A Close-to-the-Floor Experience

Ryokan Hanare is almost 130 square meters and consists of two bedrooms, a larger "living room," and a private bathing area with sauna and hot spring both outside and inside. Stepping in here is like entering another world, the Japanese world. A Japanese room gains its significance only when you enter it and experience it with your entire human form, according to Ulla Kastrup. The first thing you encounter, after changing your outer shoes for soft slippers, is the small Japanese stone garden symbolizing a traditional Japanese inner courtyard surrounded by an open veranda.

We played with the idea and created an inner courtyard consisting of seven - which is a symbol-charged number - birch trunks and five large stones. Then we marked the difference between indoors and outdoors with bamboo blinds. So, we pretend it's outdoors. The blinds frame the garden and screen off the light, describes Kastrup.

The inner veranda, in turn, leads to the different rooms and links the sections of the suite. At the center is the living room used for both dinners and conferences and sleeping. Here, there is a height-adjustable table for eight people, of course, sitting on the floor, but the design is adapted for us Westerners with a recess in the floor for the legs.

The dimensions of Ryokan Hanare are created based on the sitting human, the experience one gets when sitting close to the floor, as the Japanese do, Ulla Kastrup explains.

The colors are inspired by natural materials related to the plaster used in Japanese teahouses.
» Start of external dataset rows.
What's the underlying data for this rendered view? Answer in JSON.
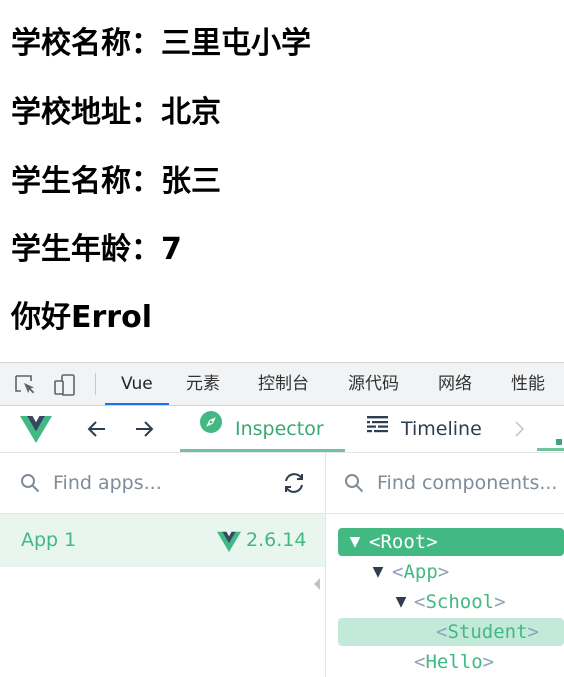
{
  "page": {
    "lines": [
      "学校名称：三里屯小学",
      "学校地址：北京",
      "学生名称：张三",
      "学生年龄：7",
      "你好Errol"
    ]
  },
  "devtools": {
    "tabs": [
      "Vue",
      "元素",
      "控制台",
      "源代码",
      "网络",
      "性能"
    ],
    "active_tab": "Vue"
  },
  "vue": {
    "tabs": [
      "Inspector",
      "Timeline"
    ],
    "active_tab": "Inspector",
    "apps_search_placeholder": "Find apps...",
    "components_search_placeholder": "Find components...",
    "app": {
      "name": "App 1",
      "version": "2.6.14"
    },
    "tree": [
      {
        "name": "Root",
        "expanded": true,
        "selected": true
      },
      {
        "name": "App",
        "expanded": true
      },
      {
        "name": "School",
        "expanded": true
      },
      {
        "name": "Student",
        "hovered": true
      },
      {
        "name": "Hello"
      }
    ]
  },
  "colors": {
    "vue_green": "#42b883",
    "vue_dark": "#35495e",
    "devtools_active": "#1a73e8"
  }
}
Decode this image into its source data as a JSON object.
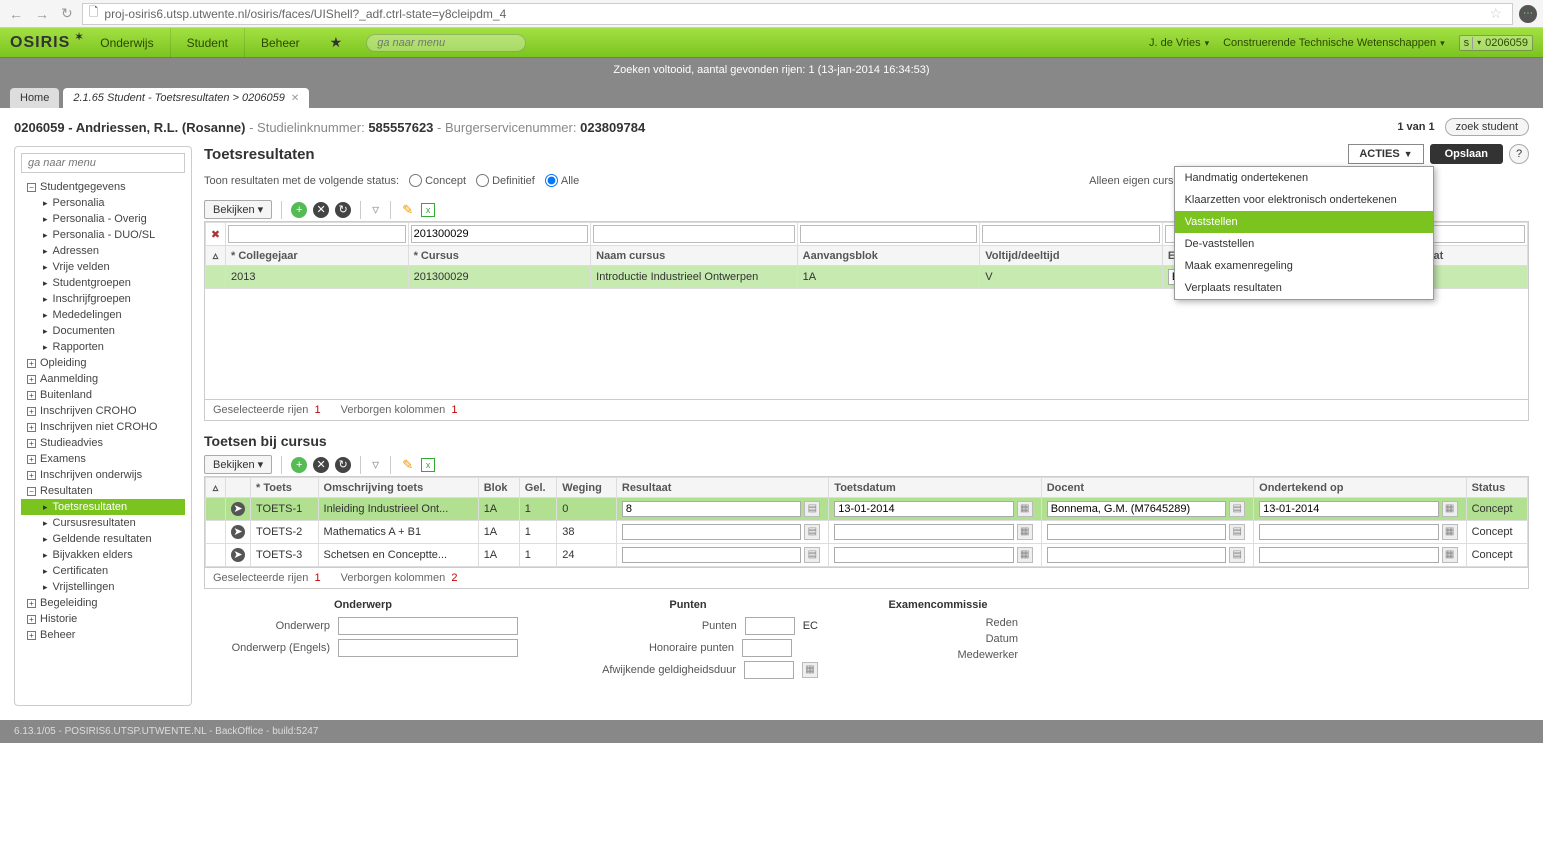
{
  "browser": {
    "url": "proj-osiris6.utsp.utwente.nl/osiris/faces/UIShell?_adf.ctrl-state=y8cleipdm_4"
  },
  "topnav": {
    "logo": "OSIRIS",
    "items": [
      "Onderwijs",
      "Student",
      "Beheer"
    ],
    "search_ph": "ga naar menu",
    "user": "J. de Vries",
    "faculty": "Construerende Technische Wetenschappen",
    "id_prefix": "s",
    "id": "0206059"
  },
  "status": "Zoeken voltooid, aantal gevonden rijen: 1 (13-jan-2014 16:34:53)",
  "tabs": {
    "home": "Home",
    "active": "2.1.65 Student - Toetsresultaten > 0206059"
  },
  "student": {
    "id": "0206059",
    "name": "Andriessen, R.L. (Rosanne)",
    "link_label": "Studielinknummer:",
    "link": "585557623",
    "bsn_label": "Burgerservicenummer:",
    "bsn": "023809784",
    "pager": "1 van 1",
    "zoek": "zoek student"
  },
  "sidebar": {
    "search_ph": "ga naar menu",
    "root1": "Studentgegevens",
    "root1_items": [
      "Personalia",
      "Personalia - Overig",
      "Personalia - DUO/SL",
      "Adressen",
      "Vrije velden",
      "Studentgroepen",
      "Inschrijfgroepen",
      "Mededelingen",
      "Documenten",
      "Rapporten"
    ],
    "roots": [
      "Opleiding",
      "Aanmelding",
      "Buitenland",
      "Inschrijven CROHO",
      "Inschrijven niet CROHO",
      "Studieadvies",
      "Examens",
      "Inschrijven onderwijs"
    ],
    "resultaten": "Resultaten",
    "res_items": [
      "Toetsresultaten",
      "Cursusresultaten",
      "Geldende resultaten",
      "Bijvakken elders",
      "Certificaten",
      "Vrijstellingen"
    ],
    "roots2": [
      "Begeleiding",
      "Historie",
      "Beheer"
    ]
  },
  "panel": {
    "title": "Toetsresultaten",
    "filter_label": "Toon resultaten met de volgende status:",
    "r1": "Concept",
    "r2": "Definitief",
    "r3": "Alle",
    "own_label": "Alleen eigen cursussen?",
    "acties": "ACTIES",
    "opslaan": "Opslaan",
    "menu": [
      "Handmatig ondertekenen",
      "Klaarzetten voor elektronisch ondertekenen",
      "Vaststellen",
      "De-vaststellen",
      "Maak examenregeling",
      "Verplaats resultaten"
    ]
  },
  "grid1": {
    "bekijken": "Bekijken",
    "cols": [
      "",
      "* Collegejaar",
      "* Cursus",
      "Naam cursus",
      "Aanvangsblok",
      "Voltijd/deeltijd",
      "Examendoel",
      "Geldend resultaat"
    ],
    "filter_cursus": "201300029",
    "row": {
      "jaar": "2013",
      "cursus": "201300029",
      "naam": "Introductie Industrieel Ontwerpen",
      "blok": "1A",
      "vd": "V",
      "doel": "B",
      "res": ""
    },
    "sel_label": "Geselecteerde rijen",
    "sel_n": "1",
    "hid_label": "Verborgen kolommen",
    "hid_n": "1"
  },
  "grid2": {
    "title": "Toetsen bij cursus",
    "bekijken": "Bekijken",
    "cols": [
      "",
      "* Toets",
      "Omschrijving toets",
      "Blok",
      "Gel.",
      "Weging",
      "Resultaat",
      "Toetsdatum",
      "Docent",
      "Ondertekend op",
      "Status"
    ],
    "rows": [
      {
        "t": "TOETS-1",
        "o": "Inleiding Industrieel Ont...",
        "b": "1A",
        "g": "1",
        "w": "0",
        "r": "8",
        "d": "13-01-2014",
        "doc": "Bonnema, G.M. (M7645289)",
        "od": "13-01-2014",
        "s": "Concept"
      },
      {
        "t": "TOETS-2",
        "o": "Mathematics A + B1",
        "b": "1A",
        "g": "1",
        "w": "38",
        "r": "",
        "d": "",
        "doc": "",
        "od": "",
        "s": "Concept"
      },
      {
        "t": "TOETS-3",
        "o": "Schetsen en Conceptte...",
        "b": "1A",
        "g": "1",
        "w": "24",
        "r": "",
        "d": "",
        "doc": "",
        "od": "",
        "s": "Concept"
      }
    ],
    "sel_label": "Geselecteerde rijen",
    "sel_n": "1",
    "hid_label": "Verborgen kolommen",
    "hid_n": "2"
  },
  "form": {
    "h1": "Onderwerp",
    "l1": "Onderwerp",
    "l2": "Onderwerp (Engels)",
    "h2": "Punten",
    "l3": "Punten",
    "l3u": "EC",
    "l4": "Honoraire punten",
    "l5": "Afwijkende geldigheidsduur",
    "h3": "Examencommissie",
    "l6": "Reden",
    "l7": "Datum",
    "l8": "Medewerker"
  },
  "footer": "6.13.1/05 - POSIRIS6.UTSP.UTWENTE.NL - BackOffice - build:5247"
}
The floors are covered with Japanese tatami mats woven from rice straw. In Japan, rooms are built based on the dimensions of the mats - a single mat measures 90x180 cm - and room dimensions are often specified in the number of tatami mats rather than square meters.

Yin & Yang

Inside the living room are the two bedrooms, providing sleeping space for eight people in total. According to Japanese culture, rooms should be devoid of furniture; instead, tables are brought out when needed and mattresses rolled out when it's bedtime. In Ryokan Hanare, however, sleeping quality has been ensured with fixed DUX beds in place.

The rooms lack art on the walls since Japan uses a tokonoma, a niche, where a specific artwork is displayed for a particular occasion or season, such as a flower arrangement. The architects have deliberately avoided all forms of symmetry.

-Symmetry is avoided, that's the gods' work. In our world, nothing is perfect, nothing is flawless. Just like Yin and Yang constantly strive to achieve balance, Ulla Kastrup explains.

Throughout the suite, one wall consists of large rice paper windows letting in soft daylight from the outer veranda. Otherwise, the lighting, following Japanese teahouse standards, is dim, without causing irritations. Light sources are well placed where needed.

Hot Springs with a View

What distinguishes a ryokan is access to hot springs, which naturally leads us to the bathroom. In a mix of black slate and cedar wood, guests encounter genuine Japanese bathing culture.

-Yes, here are classic wooden washbasins and stools for four people. We have also installed a shower, although it goes against tradition. Once you've washed up, step down into the hot stone tub, where several can bathe together. There is also a sauna adjacent to the bathroom, Ulla Kastrup explains.

Japan is full of hot springs, which is why ryokans are often found in the mountains. Therefore, Yasuragi has also built a hot tub on the veranda for those who want to bathe outdoors. From here, guests have a breathtaking view of their private garden and the slope down to the water with Lidingö in the horizon.

Visiting a classic ryokan is about experiencing the authentic Japan, its culture, and traditions. Here, you stay in a room with tatami floors, bathe in a hot spring, change into a yukata bathrobe, and sleep on a futon mattress directly on the floor.

So take a deep breath and let the soothing atmosphere envelop your body and soul. You can't get closer to Japan without actually traveling there.